DOI: 10.1093/neuped/wuag026.510 ISSN: 2977-4454

ID #1126 Treatment Strategies and Early Mortality in Pediatric Central Nervous System Non-Germinomatous Germ Cell Tumors in Mexico: A Multicenter Experience

Violeta Salceda Rivera, Farina Arreguin Gonzalez, Maria Fernanda, Flores Rustrian, Miguel Angel, Verdugo Robles, Carlos Leal Cavazos, Diana Santos Marquez, Melisa Fabiola, Najera Castillo, Isidoro Tejocote Romero, Rosalba Bellido Magaña, Jociela Dominguez Sanchez, Tania Larios Farak, Erika Ramirez Jaramillo

Abstract

Background

Central nervous system non-germinomatous germ cell tumors (NGGCT) are rare and aggressive malignancies with inferior outcomes compared with germinomas. In low- and middle-income countries (LMICs), limitations in diagnostic, surgical, and supportive care resources may further affect treatment delivery and survival. Multicenter real-world data from LMIC settings remain scarce.

Objectives

To describe treatment strategies and evaluate survival outcomes of pediatric CNS NGGCT treated in an LMIC context, with emphasis on treatment-related morbidity, and timing of mortality.

Methods

Retrospective multicenter cohort study including pediatric patients with CNS NGGCT treated at eight Mexican hospitals (2013-2025). Clinical characteristics, histology, tumor markers, treatment modalities, treatment-related complications, and outcomes were analyzed. Overall survival (OS) and EFS were estimated using Kaplan–Meier.

Results

A total of 39 patients were included. Median age at diagnosis was 10.2 years, 76.9% were male. Histologic subtypes included choriocarcinoma(28.2%), yolk sac tumor(23.7%), mixed germ cell tumors(23.7%), immature teratoma(7.9%), and embryonal carcinoma(2.6%). Only 16.2% had no marker elevation, 35.1% showed concurrent AFP and β-hCG elevation; mean AFP level: 1,488.1ng/mL. Primary sites were suprasellar (46.2%), pineal (41.0%), and bifocal (7.7%). Most patients presented with localized disease (87.2%).

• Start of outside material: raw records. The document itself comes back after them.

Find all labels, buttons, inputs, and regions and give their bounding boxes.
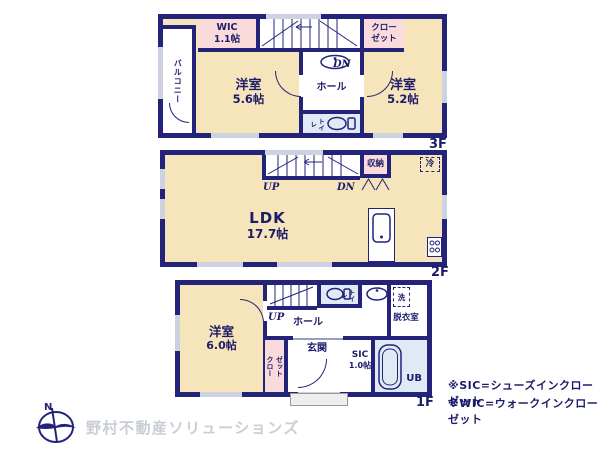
window-2f-bottom-2: [277, 262, 332, 267]
bedroom-5-2-size: 5.2帖: [387, 93, 419, 107]
company-logo-text: 野村不動産ソリューションズ: [86, 417, 300, 438]
washer-space: 洗: [393, 287, 410, 307]
window-2f-bottom-1: [197, 262, 243, 267]
window-3f-left: [158, 47, 163, 99]
toilet-1f-label: トイレ: [338, 286, 354, 304]
storage-2f: 収納: [360, 155, 391, 178]
toilet-3f: トイレ: [299, 110, 364, 133]
window-2f-right: [442, 195, 447, 219]
wic-label: WIC 1.1帖: [214, 22, 240, 45]
wic-size: 1.1帖: [214, 34, 240, 45]
floor-1f: 洋室 6.0帖 UP トイレ: [175, 280, 432, 397]
stairs-3f: [260, 19, 360, 52]
ldk-size: 17.7帖: [247, 227, 289, 241]
sic-name: SIC: [349, 350, 371, 361]
stairs-1f-drawing: [267, 285, 317, 306]
bedroom-5-6-size: 5.6帖: [233, 93, 265, 107]
floorplan-canvas: バルコニー WIC 1.1帖: [0, 0, 600, 450]
dn-3f-label: DN: [333, 59, 351, 70]
fridge-space: 冷: [420, 157, 440, 172]
dn-2f-label: DN: [337, 182, 355, 193]
floor-3f: バルコニー WIC 1.1帖: [158, 14, 447, 138]
window-1f-bottom: [200, 392, 242, 397]
stairs-3f-drawing: [260, 19, 360, 48]
entrance-door-arc: [298, 359, 327, 388]
sic-size: 1.0帖: [349, 361, 371, 371]
hall-3f: ホール: [299, 52, 364, 110]
window-1f-left: [175, 315, 180, 351]
window-3f-bottom-west: [211, 133, 259, 138]
storage-folding-door-icon: [360, 178, 391, 191]
washbasin-1f-icon: [365, 286, 389, 302]
closet-3f-line1: クロー: [371, 23, 397, 33]
stairs-1f: [267, 285, 317, 310]
compass-north-letter: N: [44, 402, 52, 413]
closet-1f-label: クロー ゼット: [266, 356, 284, 377]
bedroom-5-6-name: 洋室: [233, 78, 265, 94]
unit-bath-label: UB: [406, 373, 422, 385]
window-3f-bottom-east: [373, 133, 403, 138]
window-2f-left-1: [160, 169, 165, 189]
washer-label: 洗: [398, 293, 406, 302]
ldk-label: LDK 17.7帖: [247, 209, 289, 241]
fridge-label: 冷: [426, 159, 435, 169]
bedroom-5-2: 洋室 5.2帖: [364, 52, 442, 133]
kitchen-sink-icon: [372, 213, 391, 243]
closet-1f-line1: クロー: [266, 356, 274, 377]
closet-3f-label: クロー ゼット: [371, 23, 397, 43]
toilet-3f-icon: [325, 116, 359, 131]
entrance-label: 玄関: [307, 343, 327, 355]
hall-1f: ホール: [280, 315, 336, 331]
unit-bath: UB: [375, 336, 427, 392]
bedroom-5-6-label: 洋室 5.6帖: [233, 78, 265, 107]
floor-label-1f: 1F: [416, 395, 434, 410]
window-2f-top: [265, 150, 323, 155]
dressing-room-label: 脱衣室: [393, 313, 419, 323]
stove-burners-icon: [428, 238, 441, 256]
toilet-1f: トイレ: [317, 285, 362, 308]
toilet-3f-label: トイレ: [308, 115, 324, 133]
closet-3f: クロー ゼット: [360, 19, 404, 52]
closet-3f-line2: ゼット: [371, 34, 397, 44]
bedroom-5-2-label: 洋室 5.2帖: [387, 78, 419, 107]
dressing-room: 脱衣室: [385, 311, 427, 325]
wic-name: WIC: [214, 22, 240, 33]
walk-in-closet-3f: WIC 1.1帖: [198, 19, 260, 52]
window-3f-right: [442, 71, 447, 103]
bathtub-icon: [378, 344, 402, 390]
hall-3f-label: ホール: [317, 82, 347, 94]
storage-2f-label: 収納: [367, 159, 384, 169]
stove: [427, 237, 442, 257]
bedroom-5-6: 洋室 5.6帖: [198, 52, 299, 133]
stairs-2f-drawing: [266, 155, 360, 176]
bedroom-6-0-label: 洋室 6.0帖: [206, 324, 237, 352]
stairs-2f: [262, 155, 360, 180]
closet-1f-line2: ゼット: [275, 356, 283, 377]
ldk: LDK 17.7帖: [215, 205, 320, 245]
floor-label-2f: 2F: [431, 265, 449, 280]
ldk-name: LDK: [247, 209, 289, 227]
bedroom-5-2-name: 洋室: [387, 78, 419, 94]
compass-north-icon: N: [30, 400, 80, 446]
window-2f-left-2: [160, 199, 165, 219]
entrance: 玄関: [290, 341, 344, 357]
closet-1f: クロー ゼット: [265, 340, 288, 392]
bedroom-6-0-size: 6.0帖: [206, 339, 237, 352]
floor-2f: UP DN 収納 冷 LDK 17.7帖: [160, 150, 447, 267]
bedroom-6-0-name: 洋室: [206, 324, 237, 339]
kitchen-counter: [368, 208, 395, 262]
note-wic: ※WIC=ウォークインクローゼット: [448, 395, 600, 427]
bedroom-6-0: 洋室 6.0帖: [180, 285, 267, 392]
up-2f-label: UP: [263, 182, 279, 193]
hall-1f-label: ホール: [293, 317, 323, 329]
entrance-step-line: [293, 338, 343, 340]
balcony-label: バルコニー: [173, 59, 183, 104]
shoe-closet-label: SIC 1.0帖: [349, 350, 371, 370]
entrance-porch: [290, 393, 348, 406]
window-3f-top: [266, 14, 321, 19]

Diagnosis was established by imaging and/or tumor markers(61.5%), surgical resection(28.2%), and biopsy(10%). Combined modality treatment predominated, 54.1% receiving chemotherapy followed by radiotherapy; 2.7% received radiotherapy alone. Chemotherapy regimens included alternating carboplatin/etoposide with ifosfamide/etoposide (46.7%), ICE (20%), and carboplatin/etoposide, PEI, or PEB/JEB(6.7% each). 4-6 chemotherapy cycles were administered in 63.3% of patients.

Radiotherapy strategies included CSI (40%), WVI (25%), and WB in (15%). Treatment-related morbidity was substantial: 73.3% required inpatient management, 60% experienced chemotherapy delays, 25.6% developed surgical infectious complications. Residual tumor after chemotherapy was observed in 15 patients (2 mature teratoma and 1 viable tumor). 1- and 10-year OS were 58.1% and 54.2%, respectively, while 1- and 10-year EFS were 54.4% and 42.6%, indicating that most mortality occurred early during treatment. Residual tumor after chemotherapy was strongly associated with inferior EFS (5-year EFS 13.6% vs. 68.4%; p < 0.001; HR 3.5).

Conclusions

In this multicenter LMIC cohort outcomes remain inferior to those reported in contemporary cooperative group trials. The minimal difference between 1- and 10-year survival highlights that deaths predominantly occur during early treatment phases. In contrast, COG ACNS1123 and SIOP NGGCT studies have demonstrated improved survival through risk-adapted multimodal therapy, treatment standardization, and optimized supportive care. These findings underscore the need to harmonize treatment strategies, and improve supportive care infrastructure in LMIC settings to reduce early mortality.